Sie alle haben eine Fremdsprache gelernt, vielleicht sogar zwei, manche sogar drei. Herr Weiland sagt zu Recht: „Lieber nicht“. Genau darauf will ich hinaus. Sie saßen damals – wir sind fast der gleiche Jahrgang, Herr Weiland – in einer Klasse in der Mittelstufe mit, wenn es gut ging, 35 bis 40 Kindern. Der Lehrer hat, wenn es gut ging, in der Fremdsprache unterrichtet, aber oftmals nicht.

Sie können sich ausrechnen, wie oft Sie als Schüler Gelegenheit hatten, in der Fremdsprache zu reagieren. Das war pro Stunde, wenn es hoch kam, ein Satz. Aber in der Regel war es so nicht.

Jetzt kommt die ganz kritische und böse Frage: Können Sie nach sieben Jahren Fremdsprachenunterricht die Sprache fließend sprechen? Können es diejenigen, die meine Generation sind? Das „Lieber nicht“ sagt schon deutlich, oh, da gab es Probleme.

Die Frage ist, warum es Probleme gab. Der Lehrer hat möglicherweise Deutsch gesprochen. Ihre Mitschüler saßen um sie herum und haben alle Deutsch gesprochen. Der Anreiz, wirklich in der Fremdsprache zu sprechen, war gering. Folglich haben Sie die Sprache nicht gelernt.

Wir machen einmal einen Sprung und gehen ins Ausland. Wenn Sie als Deutscher oder als Deutsche ins Ausland gehen und wollen dort die Fremdsprache lernen, haben Sie Einflüsse in der Fremdsprache um sich herum. Sie erleben die Intonation. Sie erleben die Flüssigkeit der Sprache. Sie sind visuell angesprochen durch permanente Konfrontation mit der Sprache, und Sie haben in sich auch den Wunsch, das, was um Sie herum passiert, zu erlernen, und lernen so schnell.
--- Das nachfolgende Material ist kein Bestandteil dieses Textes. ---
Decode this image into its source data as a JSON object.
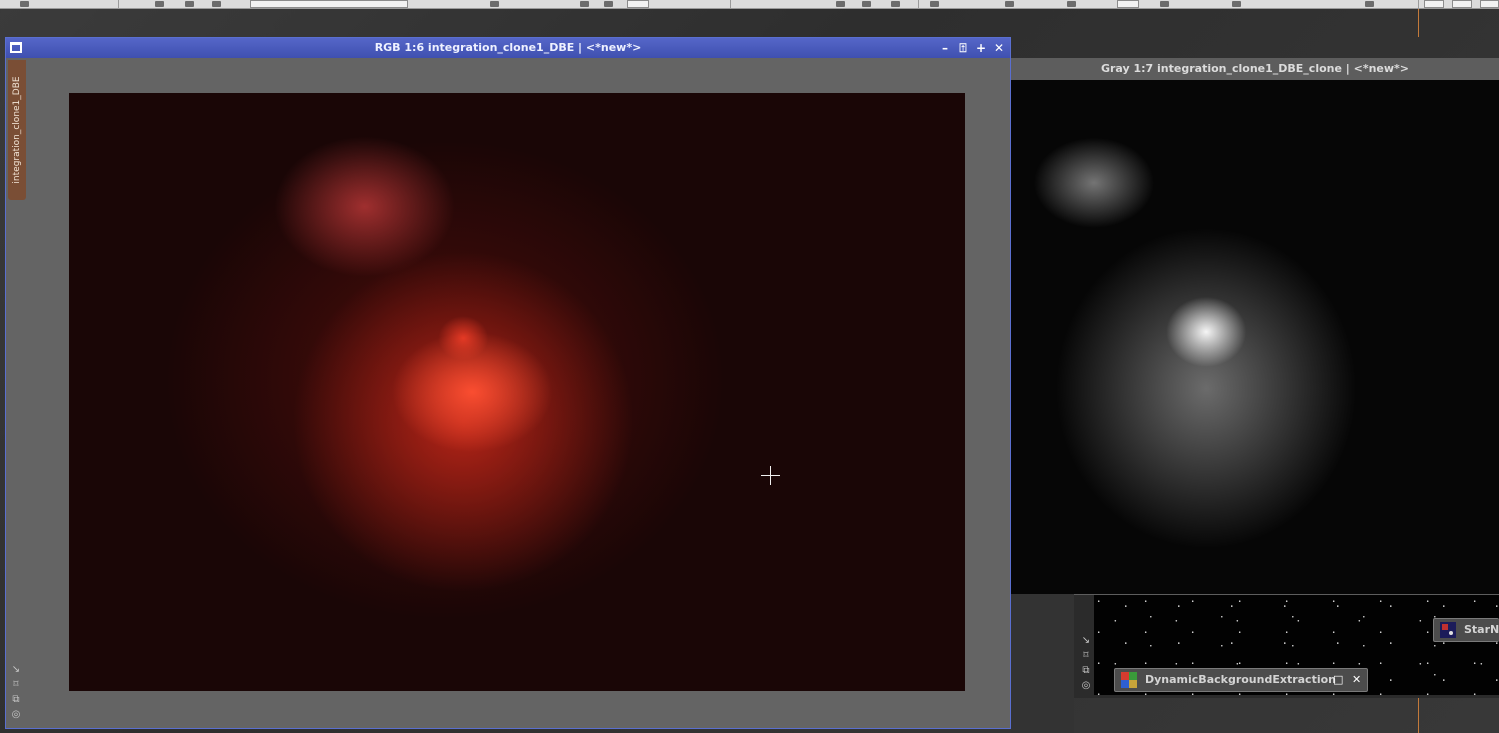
{
  "windows": {
    "rgb": {
      "title": "RGB 1:6 integration_clone1_DBE | <*new*>",
      "tab_label": "integration_clone1_DBE",
      "controls": {
        "minimize": "–",
        "shade": "⍐",
        "maximize": "+",
        "close": "✕"
      }
    },
    "gray": {
      "title": "Gray 1:7 integration_clone1_DBE_clone | <*new*>"
    }
  },
  "process_icons": {
    "dbe": {
      "label": "DynamicBackgroundExtraction",
      "restore": "□",
      "close": "✕"
    },
    "starnet": {
      "label": "StarNe"
    }
  },
  "side_tools": [
    "↘",
    "⌑",
    "⧉",
    "◎"
  ],
  "colors": {
    "title_active": "#4b5cbf",
    "title_inactive": "#5d5d5d",
    "tab_bg": "#7a4e35",
    "workspace": "#333333"
  }
}
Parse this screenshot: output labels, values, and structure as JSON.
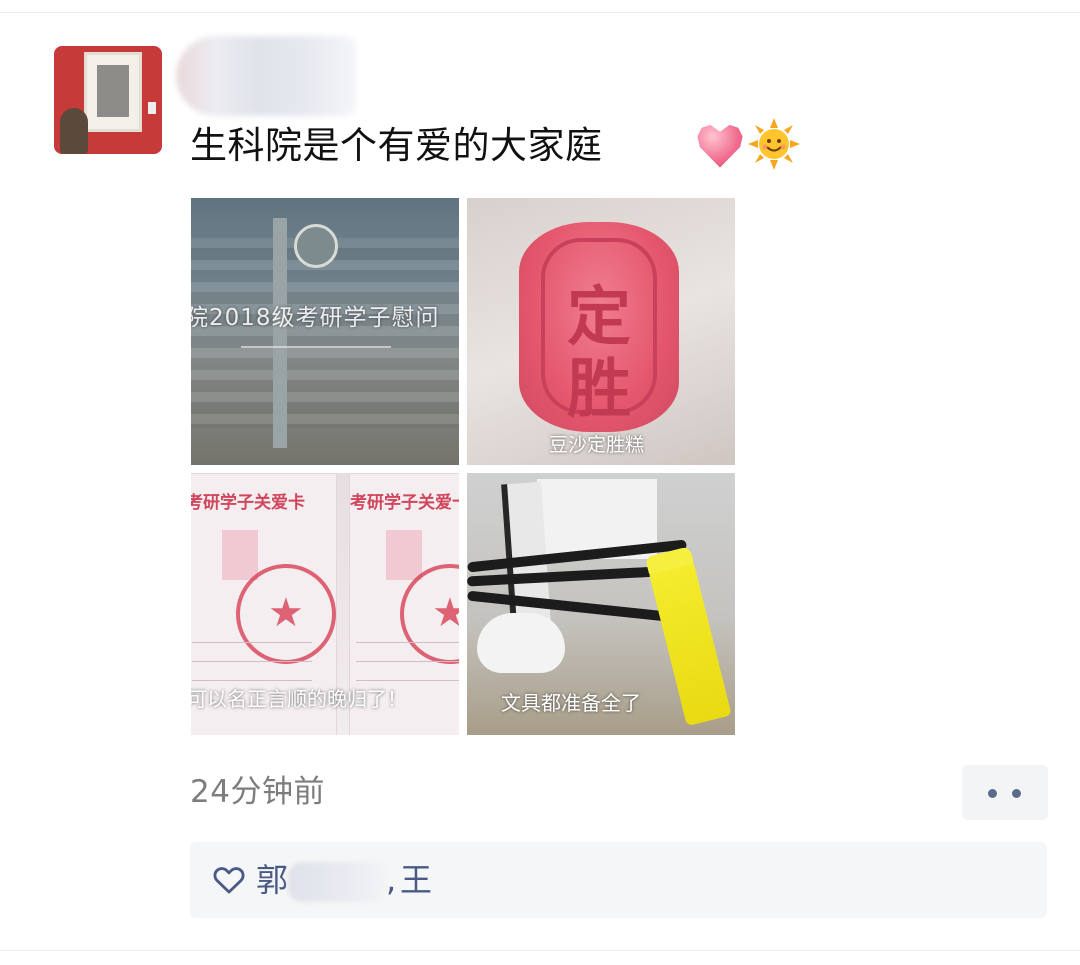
{
  "post": {
    "text": "生科院是个有爱的大家庭",
    "emojis": [
      "heart-emoji",
      "smiling-sun-emoji"
    ]
  },
  "photos": [
    {
      "name": "photo-banner",
      "overlay_text": "院2018级考研学子慰问"
    },
    {
      "name": "photo-cake",
      "cake_chars": [
        "定",
        "胜"
      ],
      "caption": "豆沙定胜糕"
    },
    {
      "name": "photo-cards",
      "header_text": "考研学子关爱卡",
      "caption": "可以名正言顺的晚归了！"
    },
    {
      "name": "photo-stationery",
      "caption": "文具都准备全了"
    }
  ],
  "meta": {
    "timestamp": "24分钟前",
    "more_icon": "more-dots-icon"
  },
  "likes": {
    "icon": "heart-outline-icon",
    "first_name_visible": "郭",
    "second_name_visible": "王",
    "separator": ","
  },
  "colors": {
    "like_name": "#4b5a85",
    "timestamp": "#7d7d7d",
    "likes_bg": "#f5f6f7"
  }
}
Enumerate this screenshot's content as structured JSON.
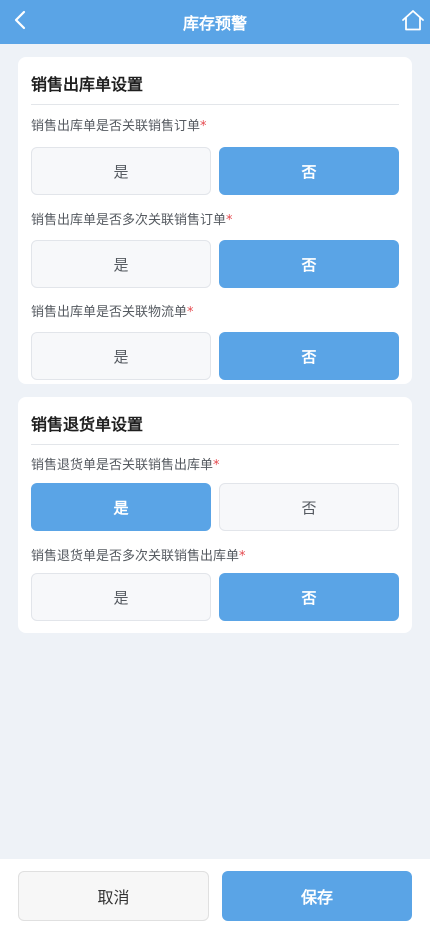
{
  "header": {
    "title": "库存预警",
    "back_icon": "chevron-left-icon",
    "home_icon": "home-icon"
  },
  "sections": [
    {
      "title": "销售出库单设置",
      "questions": [
        {
          "label": "销售出库单是否关联销售订单",
          "required_mark": "*",
          "yes": "是",
          "no": "否",
          "selected": "否"
        },
        {
          "label": "销售出库单是否多次关联销售订单",
          "required_mark": "*",
          "yes": "是",
          "no": "否",
          "selected": "否"
        },
        {
          "label": "销售出库单是否关联物流单",
          "required_mark": "*",
          "yes": "是",
          "no": "否",
          "selected": "否"
        }
      ]
    },
    {
      "title": "销售退货单设置",
      "questions": [
        {
          "label": "销售退货单是否关联销售出库单",
          "required_mark": "*",
          "yes": "是",
          "no": "否",
          "selected": "是"
        },
        {
          "label": "销售退货单是否多次关联销售出库单",
          "required_mark": "*",
          "yes": "是",
          "no": "否",
          "selected": "否"
        }
      ]
    }
  ],
  "footer": {
    "cancel_label": "取消",
    "save_label": "保存"
  },
  "colors": {
    "primary": "#5aa4e6",
    "background": "#eef2f7",
    "required": "#e5484d"
  }
}
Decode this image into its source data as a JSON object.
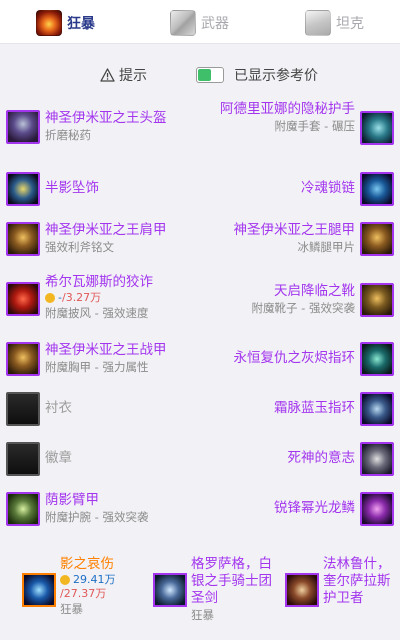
{
  "tabs": [
    {
      "label": "狂暴",
      "active": true
    },
    {
      "label": "武器",
      "active": false
    },
    {
      "label": "坦克",
      "active": false
    }
  ],
  "toolbar": {
    "hint_label": "提示",
    "price_toggle_label": "已显示参考价",
    "price_toggle_on": true
  },
  "items": [
    {
      "name": "神圣伊米亚之王头盔",
      "sub": "折磨秘药"
    },
    {
      "name": "阿德里亚娜的隐秘护手",
      "sub": "附魔手套 - 碾压"
    },
    {
      "name": "半影坠饰",
      "sub": ""
    },
    {
      "name": "冷魂锁链",
      "sub": ""
    },
    {
      "name": "神圣伊米亚之王肩甲",
      "sub": "强效利斧铭文"
    },
    {
      "name": "神圣伊米亚之王腿甲",
      "sub": "冰鳞腿甲片"
    },
    {
      "name": "希尔瓦娜斯的狡诈",
      "price": {
        "current": "-",
        "max": "/3.27万"
      },
      "sub": "附魔披风 - 强效速度"
    },
    {
      "name": "天启降临之靴",
      "sub": "附魔靴子 - 强效突袭"
    },
    {
      "name": "神圣伊米亚之王战甲",
      "sub": "附魔胸甲 - 强力属性"
    },
    {
      "name": "永恒复仇之灰烬指环",
      "sub": ""
    },
    {
      "name": "衬衣",
      "sub": ""
    },
    {
      "name": "霜脉蓝玉指环",
      "sub": ""
    },
    {
      "name": "徽章",
      "sub": ""
    },
    {
      "name": "死神的意志",
      "sub": ""
    },
    {
      "name": "荫影臂甲",
      "sub": "附魔护腕 - 强效突袭"
    },
    {
      "name": "锐锋幂光龙鳞",
      "sub": ""
    }
  ],
  "weapons": [
    {
      "name": "影之哀伤",
      "price": {
        "current": "29.41万",
        "max": "/27.37万"
      },
      "sub": "狂暴"
    },
    {
      "name": "格罗萨格，白银之手骑士团圣剑",
      "sub": "狂暴"
    },
    {
      "name": "法林鲁什，奎尔萨拉斯护卫者",
      "sub": ""
    }
  ],
  "colors": {
    "epic": "#a335ee",
    "legendary": "#ff8000",
    "common": "#9d9d9d",
    "accent": "#2a3a8a"
  },
  "icons": [
    "warrior-fury-icon",
    "warrior-arms-icon",
    "warrior-protection-icon",
    "warning-icon",
    "gold-coin-icon"
  ]
}
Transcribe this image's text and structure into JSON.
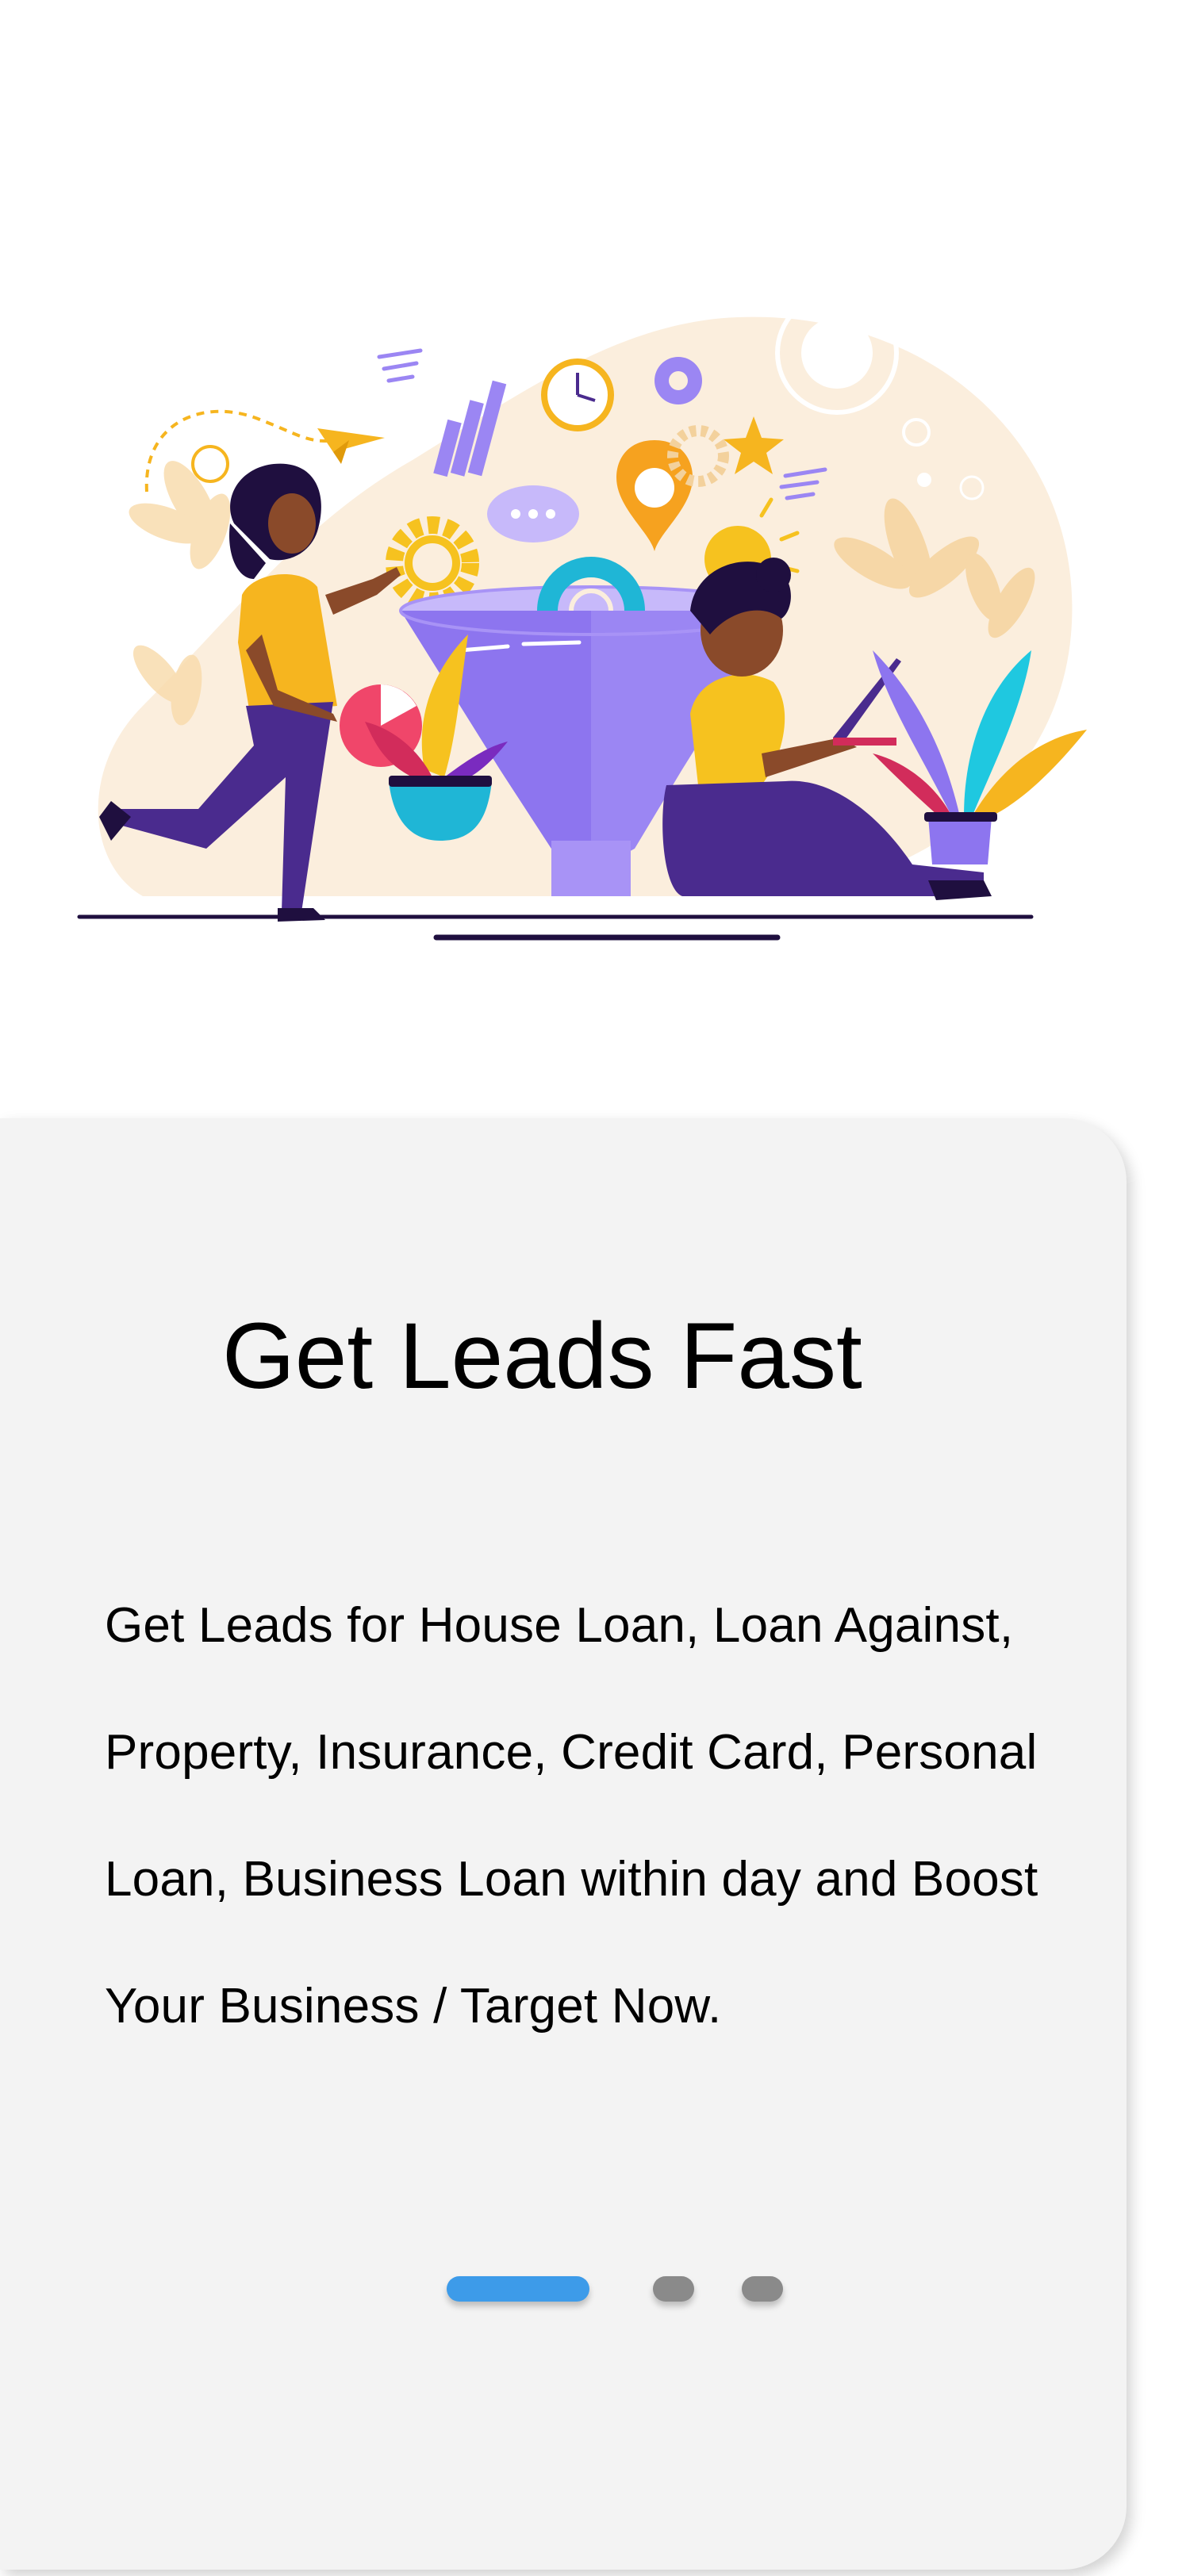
{
  "onboarding": {
    "title": "Get Leads Fast",
    "description": "Get Leads for House Loan, Loan Against, Property, Insurance, Credit Card, Personal Loan, Business Loan within day and Boost Your Business / Target Now.",
    "pages_total": 3,
    "current_page": 1
  },
  "illustration": {
    "icon": "lead-funnel-illustration-icon",
    "colors": {
      "funnel": "#9b86f3",
      "backdrop": "#fbeedd",
      "accent_yellow": "#f6b51f",
      "purple": "#4a2b8e",
      "teal": "#1fb6d6",
      "pink": "#f0466a"
    }
  },
  "colors": {
    "card_background": "#f3f3f3",
    "active_dot": "#3d9be9",
    "inactive_dot": "#8a8a8a"
  }
}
(Abg. Hedi Thelen, CDU: Sie vergleichen Äpfel mit Birnen!)

Jetzt komme ich zum eigentlichen Problem. Wenn Sie Kinder separieren,

(Abg. Joachim Paul, AfD: Ach!)

die kein Deutsch können, dann fehlt genau dieser Anreiz, um Deutsch zu lernen. Sie brauchen die entsprechende deutsche Umgebung. Sie brauchen die Mitschüler, die deutsch sprechen. Sie brauchen diesen inneren Antrieb, der sagt, ich will Deutsch lernen. Es gibt viele Beispiele, die belegen, dass unter diesen Umständen die Sprache

sehr viel schneller gelernt wird.

Jetzt zu einigen Anmerkungen, lieber Thomas Barth. Man sollte einmal über den bilingualen Unterricht nachdenken. In diesem wird auch in der Fremdsprache unterrichtet. Da geht es eben nicht nur um die Fremdsprache, sondern es geht um Geschichte oder um andere Fächer. Auch da funktioniert es.

Jetzt ein weiterer Punkt, der dem Kollegen eigentlich bekannt sein müsste. Die Sprachförderstunden werden gesondert im Gliederungsplan der Schule ausgewiesen. Da geht es nicht, dass die Schule von sich aus einfach hingeht und die Sprachförderkräfte einsetzt, um andere fehlende Stunden zu ersetzen. Das funktioniert so nicht.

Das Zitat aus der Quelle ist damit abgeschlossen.